The cemetery was created at the end of the Second World War for soldiers who fought for France in Italy, particularly members of the French Expeditionary Force to Italy, which took part in the Battle of Monte Cassino in May 1944.
Many of the soldiers buried in the cemetery were from Morocco and Tunisia, according to Vatican News, which reported that of the 1,888 soldiers buried in the cemetery in Rome, 1,142 were Muslim. These graves are marked with a crescent moon on each tombstone.
“I am sure that all these who have gone in goodwill, called by their homeland to defend it, are with the Lord. But do we, who are on the way, do we fight sufficiently so that there are no wars?” the pope asked.
“Why are the economies of countries fortified by the arms industry?”
There were just over 100 people present at the papal Mass in the military cemetery located some two miles north of the Vatican.
The pope recalled those who died on the shores of Normandy and at the Battle of Anzio near Rome in World War II, as well as at the Piave River in Italy in World War I.

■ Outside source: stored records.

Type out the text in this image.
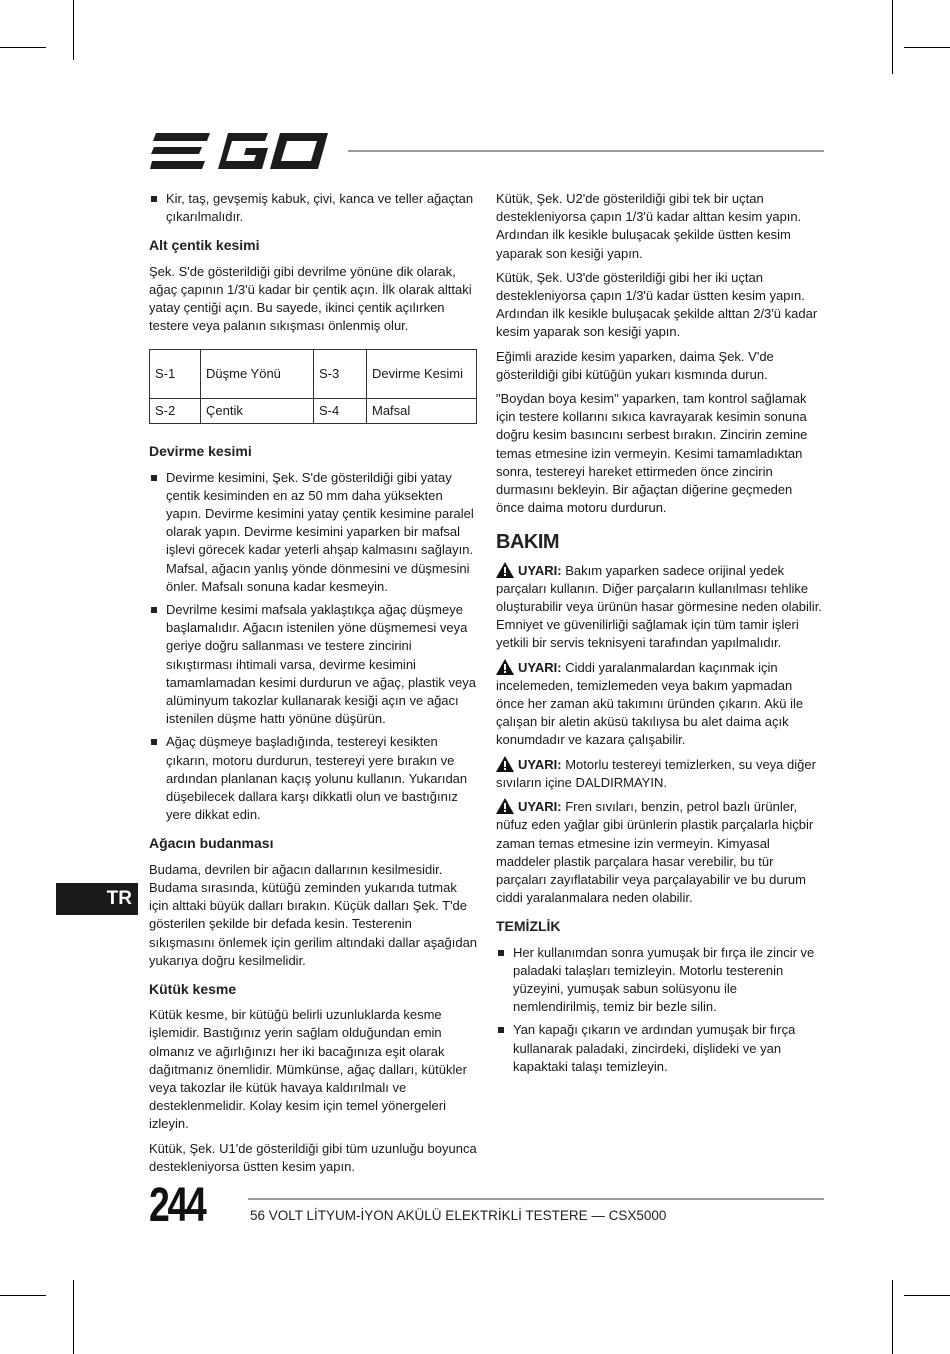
Kir, taş, gevşemiş kabuk, çivi, kanca ve teller ağaçtan çıkarılmalıdır.
Alt çentik kesimi

Şek. S'de gösterildiği gibi devrilme yönüne dik olarak, ağaç çapının 1/3'ü kadar bir çentik açın. İlk olarak alttaki yatay çentiği açın. Bu sayede, ikinci çentik açılırken testere veya palanın sıkışması önlenmiş olur.

S-1	Düşme Yönü	S-3	Devirme Kesimi
S-2	Çentik	S-4	Mafsal
Devirme kesimi
Devirme kesimini, Şek. S'de gösterildiği gibi yatay çentik kesiminden en az 50 mm daha yüksekten yapın. Devirme kesimini yatay çentik kesimine paralel olarak yapın. Devirme kesimini yaparken bir mafsal işlevi görecek kadar yeterli ahşap kalmasını sağlayın. Mafsal, ağacın yanlış yönde dönmesini ve düşmesini önler. Mafsalı sonuna kadar kesmeyin.
Devrilme kesimi mafsala yaklaştıkça ağaç düşmeye başlamalıdır. Ağacın istenilen yöne düşmemesi veya geriye doğru sallanması ve testere zincirini sıkıştırması ihtimali varsa, devirme kesimini tamamlamadan kesimi durdurun ve ağaç, plastik veya alüminyum takozlar kullanarak kesiği açın ve ağacı istenilen düşme hattı yönüne düşürün.
Ağaç düşmeye başladığında, testereyi kesikten çıkarın, motoru durdurun, testereyi yere bırakın ve ardından planlanan kaçış yolunu kullanın. Yukarıdan düşebilecek dallara karşı dikkatli olun ve bastığınız yere dikkat edin.
Ağacın budanması

Budama, devrilen bir ağacın dallarının kesilmesidir. Budama sırasında, kütüğü zeminden yukarıda tutmak için alttaki büyük dalları bırakın. Küçük dalları Şek. T'de gösterilen şekilde bir defada kesin. Testerenin sıkışmasını önlemek için gerilim altındaki dallar aşağıdan yukarıya doğru kesilmelidir.

Kütük kesme

Kütük kesme, bir kütüğü belirli uzunluklarda kesme işlemidir. Bastığınız yerin sağlam olduğundan emin olmanız ve ağırlığınızı her iki bacağınıza eşit olarak dağıtmanız önemlidir. Mümkünse, ağaç dalları, kütükler veya takozlar ile kütük havaya kaldırılmalı ve desteklenmelidir. Kolay kesim için temel yönergeleri izleyin.

Kütük, Şek. U1'de gösterildiği gibi tüm uzunluğu boyunca destekleniyorsa üstten kesim yapın.

Kütük, Şek. U2'de gösterildiği gibi tek bir uçtan destekleniyorsa çapın 1/3'ü kadar alttan kesim yapın. Ardından ilk kesikle buluşacak şekilde üstten kesim yaparak son kesiği yapın.

Kütük, Şek. U3'de gösterildiği gibi her iki uçtan destekleniyorsa çapın 1/3'ü kadar üstten kesim yapın. Ardından ilk kesikle buluşacak şekilde alttan 2/3'ü kadar kesim yaparak son kesiği yapın.

Eğimli arazide kesim yaparken, daima Şek. V'de gösterildiği gibi kütüğün yukarı kısmında durun.

"Boydan boya kesim" yaparken, tam kontrol sağlamak için testere kollarını sıkıca kavrayarak kesimin sonuna doğru kesim basıncını serbest bırakın. Zincirin zemine temas etmesine izin vermeyin. Kesimi tamamladıktan sonra, testereyi hareket ettirmeden önce zincirin durmasını bekleyin. Bir ağaçtan diğerine geçmeden önce daima motoru durdurun.

BAKIM

UYARI: Bakım yaparken sadece orijinal yedek parçaları kullanın. Diğer parçaların kullanılması tehlike oluşturabilir veya ürünün hasar görmesine neden olabilir. Emniyet ve güvenilirliği sağlamak için tüm tamir işleri yetkili bir servis teknisyeni tarafından yapılmalıdır.

UYARI: Ciddi yaralanmalardan kaçınmak için incelemeden, temizlemeden veya bakım yapmadan önce her zaman akü takımını üründen çıkarın. Akü ile çalışan bir aletin aküsü takılıysa bu alet daima açık konumdadır ve kazara çalışabilir.

UYARI: Motorlu testereyi temizlerken, su veya diğer sıvıların içine DALDIRMAYIN.

UYARI: Fren sıvıları, benzin, petrol bazlı ürünler, nüfuz eden yağlar gibi ürünlerin plastik parçalarla hiçbir zaman temas etmesine izin vermeyin. Kimyasal maddeler plastik parçalara hasar verebilir, bu tür parçaları zayıflatabilir veya parçalayabilir ve bu durum ciddi yaralanmalara neden olabilir.

TEMİZLİK
Her kullanımdan sonra yumuşak bir fırça ile zincir ve paladaki talaşları temizleyin. Motorlu testerenin yüzeyini, yumuşak sabun solüsyonu ile nemlendirilmiş, temiz bir bezle silin.
Yan kapağı çıkarın ve ardından yumuşak bir fırça kullanarak paladaki, zincirdeki, dişlideki ve yan kapaktaki talaşı temizleyin.
TR
244	56 VOLT LİTYUM-İYON AKÜLÜ ELEKTRİKLİ TESTERE — CSX5000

“These people — good people — died in war, they died because they were called to defend their homeland, to defend values, to defend ideals and, many other times, to defend sad and lamentable political situations,” Pope Francis said.
“And they are the victims, the victims of war, which eats the children of the fatherland,” he said.
On All Souls’ Day and throughout the month of November, the Church makes a special effort to remember, honor, and pray for the dead.
There are many different cultural traditions around the feast, but one of the most consistently honored is the practice of visiting cemeteries. This year, the Vatican is granting a plenary indulgence to Catholics who visit a cemetery to pray for the dead on any day in the month of November.
Last year, the pope visited the Teutonic Cemetery in Vatican City, and in 2019 he offered All Souls’ Day Mass in the Catacombs of Priscilla, one of the prominent catacombs of the early Church in Rome.
In 2018, Pope Francis offered Mass in a cemetery for deceased children and unborn babies called the “Garden of Angels,” located in the Laurentino Cemetery on the outskirts of Rome.
In his homily at the French military cemetery, the pope recalled a sign he had read at the gate of another cemetery that said: “You who pass, think of your steps, and of your steps think of the last step.”
“May the Lord help us to sow and keep these ... thoughts in our hearts,” he said.